Fig. 1: Enhanced MLKL channel activity by PI(4,5)P₂ promotes necroptosis and inflammation.

a, b Single-channel current recordings and open probability of MLKL^NT in different lipid compositions (n > 3). c The heatmap shows MLKL^NT currents in various PI(4,5)P₂ concentrations. d Scatterplots of MLKL^NT currents vs. dwell times. e Representative subcellular localization of GFP-PH domain. Cells were treated with or without 5 μM Oxo-M. f The currents of MLKL channel with or without Oxo-M treatment. EC indicate the extracellular solution. g Statistical analysis of MLKL currents (n ≥ 3). h Necroptosis was detected through Annexin V-FITC (AV)/PI staining. L929 cells were treated with 20 ng/mL T and 20 μM Z after PIP5K transfection or ISA treatment (left).
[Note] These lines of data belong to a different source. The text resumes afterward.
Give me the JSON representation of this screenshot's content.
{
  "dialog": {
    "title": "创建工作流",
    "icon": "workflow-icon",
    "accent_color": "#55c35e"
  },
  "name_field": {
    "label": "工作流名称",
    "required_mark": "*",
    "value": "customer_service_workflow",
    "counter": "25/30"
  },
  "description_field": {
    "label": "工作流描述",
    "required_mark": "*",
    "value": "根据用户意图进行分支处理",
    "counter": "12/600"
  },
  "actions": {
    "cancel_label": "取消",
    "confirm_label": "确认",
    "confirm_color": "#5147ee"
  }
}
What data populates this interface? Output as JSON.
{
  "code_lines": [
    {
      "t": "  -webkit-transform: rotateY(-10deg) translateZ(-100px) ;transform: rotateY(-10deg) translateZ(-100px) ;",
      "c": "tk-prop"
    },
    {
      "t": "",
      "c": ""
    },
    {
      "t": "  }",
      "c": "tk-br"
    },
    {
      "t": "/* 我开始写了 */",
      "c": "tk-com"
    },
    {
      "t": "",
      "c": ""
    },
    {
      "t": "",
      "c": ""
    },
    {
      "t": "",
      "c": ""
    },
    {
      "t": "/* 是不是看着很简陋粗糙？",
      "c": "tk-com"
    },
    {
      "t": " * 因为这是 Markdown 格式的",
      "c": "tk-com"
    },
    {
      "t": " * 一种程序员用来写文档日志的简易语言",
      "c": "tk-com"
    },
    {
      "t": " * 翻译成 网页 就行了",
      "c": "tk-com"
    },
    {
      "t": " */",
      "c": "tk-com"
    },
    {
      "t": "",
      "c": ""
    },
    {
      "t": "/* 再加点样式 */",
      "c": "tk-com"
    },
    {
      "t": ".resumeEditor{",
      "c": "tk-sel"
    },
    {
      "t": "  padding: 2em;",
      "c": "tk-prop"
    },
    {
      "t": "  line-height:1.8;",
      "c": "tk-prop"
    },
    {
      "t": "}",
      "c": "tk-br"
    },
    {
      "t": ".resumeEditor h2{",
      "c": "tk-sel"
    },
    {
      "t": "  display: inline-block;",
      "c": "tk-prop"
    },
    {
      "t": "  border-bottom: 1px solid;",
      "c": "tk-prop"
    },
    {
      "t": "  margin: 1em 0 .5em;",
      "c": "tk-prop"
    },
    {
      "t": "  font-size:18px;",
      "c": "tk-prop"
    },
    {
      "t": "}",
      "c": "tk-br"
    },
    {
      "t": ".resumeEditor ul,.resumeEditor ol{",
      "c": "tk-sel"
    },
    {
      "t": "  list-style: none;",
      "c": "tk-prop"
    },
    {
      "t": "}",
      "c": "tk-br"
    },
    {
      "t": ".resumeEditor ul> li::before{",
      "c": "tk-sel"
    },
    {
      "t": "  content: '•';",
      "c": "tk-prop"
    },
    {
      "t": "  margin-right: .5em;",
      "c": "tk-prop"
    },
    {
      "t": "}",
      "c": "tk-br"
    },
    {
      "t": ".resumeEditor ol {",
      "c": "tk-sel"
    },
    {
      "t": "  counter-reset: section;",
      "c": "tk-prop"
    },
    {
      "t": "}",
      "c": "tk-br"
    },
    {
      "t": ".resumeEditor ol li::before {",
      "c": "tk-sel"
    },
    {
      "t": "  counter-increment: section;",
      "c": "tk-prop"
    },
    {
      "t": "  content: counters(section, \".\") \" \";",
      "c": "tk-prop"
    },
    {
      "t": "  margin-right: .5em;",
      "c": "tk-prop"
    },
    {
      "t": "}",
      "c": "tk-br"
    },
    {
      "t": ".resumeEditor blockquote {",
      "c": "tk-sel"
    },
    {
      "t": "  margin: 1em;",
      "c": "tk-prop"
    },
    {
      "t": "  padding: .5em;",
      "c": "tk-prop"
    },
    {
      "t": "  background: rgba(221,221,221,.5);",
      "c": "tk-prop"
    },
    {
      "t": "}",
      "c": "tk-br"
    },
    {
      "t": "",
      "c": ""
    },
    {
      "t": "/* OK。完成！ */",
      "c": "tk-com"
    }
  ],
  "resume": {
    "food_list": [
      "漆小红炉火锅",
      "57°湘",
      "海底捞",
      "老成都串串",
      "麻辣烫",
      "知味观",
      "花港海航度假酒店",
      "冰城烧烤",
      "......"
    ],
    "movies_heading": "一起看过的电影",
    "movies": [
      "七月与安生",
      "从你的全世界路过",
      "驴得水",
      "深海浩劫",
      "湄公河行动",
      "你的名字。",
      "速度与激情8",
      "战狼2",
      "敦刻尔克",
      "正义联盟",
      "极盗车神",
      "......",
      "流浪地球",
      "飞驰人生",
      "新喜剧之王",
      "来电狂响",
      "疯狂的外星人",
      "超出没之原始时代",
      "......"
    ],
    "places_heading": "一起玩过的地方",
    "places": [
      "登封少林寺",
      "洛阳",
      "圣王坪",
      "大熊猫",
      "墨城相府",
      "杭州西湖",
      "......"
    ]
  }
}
Statistical analysis of AV/PI staining (right). i Schematic representation of the residues examined by the solution MLKL^NT structure. j Current traces of MLKL mutants 22A, 34A, and 22A/34A in the presence of different concentrations of PI(4,5)P₂. k Cell viability of MLKL^–/– HeLa cells after co-transfection with PIP5K or PIP3K and MLKL mutant constructs. l The volcano plots for the comparison between proteome patterns of BV2 cells treated with PBS or LPS. m Representative function enrichment analysis of upregulated DEGs. Functional terms were labeled and color-coded with log₁₀ transformed P-value (Fisher’s exact test). n PPI network of proteins shown in Supplementary Fig. S8. Proteins participating in inositol phosphate metabolism are labeled with blue. o Cell viability of BV2 cells after LPS treatment. p, q Potassium efflux levels in LPS-treated BV2 cells and LPS/Q/C-treated BMDM cells (left). Statistical analysis results were shown (right). r Detection of K⁺ efflux level of LPS-treated BV2 cells with or without ISA (left). Statistical analysis results were shown (right). s Enhanced MLKL channel activity by PI(4,5)P₂ promoted necroptosis and inflammation via disturbing ion homeostasis and accelerating potassium efflux.